The facilities member may contain parking or accessibility members. Each of these members holds an array of objects with properties name and exists. The facilities member is optional, as are the child members. When a child member is present it will always contain at least one item, and the name and exists members are always populated.

Services

The services member is optional and may contain the members epsEnabled, moreInformaton, or entries. epsEnabled is optional and will be true if the practice provides the Electronic Prescription Service. moreInformation is optional free text.

The entries array is always present and contains objects with members title, code, availabilityTimes, introduction, gpReferralRequired and deliverer. code is the unique id within Syndication for that particular service type, i.e an Asthma Clinic is always SVR0208 for all practices. availabilityTimes is free text to hold any additional availability times information. gpReferralRequired will be either true or false. availabilityTimes and introduction are optional.
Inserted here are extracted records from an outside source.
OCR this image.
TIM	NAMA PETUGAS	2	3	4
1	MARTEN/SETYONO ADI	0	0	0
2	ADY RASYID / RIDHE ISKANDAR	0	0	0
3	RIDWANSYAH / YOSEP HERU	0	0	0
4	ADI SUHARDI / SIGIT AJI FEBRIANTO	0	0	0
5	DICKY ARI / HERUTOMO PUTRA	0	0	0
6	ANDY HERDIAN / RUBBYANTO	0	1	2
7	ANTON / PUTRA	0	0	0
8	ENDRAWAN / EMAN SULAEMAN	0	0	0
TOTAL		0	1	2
All other members will be present and populated.

Interrogating the JSON with jq

  • List suppliers: jq -c 'unique_by(.Supplier) | [.[].Supplier]' input/pomi.json
  • Find single item by odsCode: jq '.[] | select(.odsCode == "${odsCode}")' data/gp-data-merged.json

Environment variables

Environment variables are expected to be managed by the environment in which the application is being run. This is best practice as described by twelve-factor.

Variable Description Default Required
GP_DATA_URL URL of up to date GP data from Syndication https://nhsukgpdataetl.blob.core.windows.net/etl-output/gp-data.json
POMI_BOOKING_URL URL of up to date GP data from POMI https://nhsukpomidataetl.blob.core.windows.net/etl-output/booking.json
POMI_SCRIPTS_URL URL of up to date GP data from POMI https://nhsukpomidataetl.blob.core.windows.net/etl-output/scripts.json
POMI_RECORDS_URL URL of up to date GP data from POMI https://nhsukpomidataetl.blob.core.windows.net/etl-output/records.json
NODE_ENV node environment development
LOG_LEVEL log level Depends on NODE_ENV
CHANGE_THRESHOLD Factor the data count can drop by before an error is reported 0.99
UPDATE_SCHEDULE time of day to run the upgrade 15 7 * * * (7:15 am)
DISABLE_SCHEDULER set to 'true' to disable the scheduler false
AZURE_STORAGE_CONNECTION_STRING Azure storage connection string This value is secret and can be currently be found in the profiles-etl-combiner env settings in the secrets repo yes
CONTAINER_NAME Azure storage container name etl-output
AZURE_TIMEOUT_MINUTES Timeout in minutes before file upload errors 5

Architecture Decision Records

This repo uses Architecture Decision Records to record architectural decisions for this project. They are stored in doc/adr.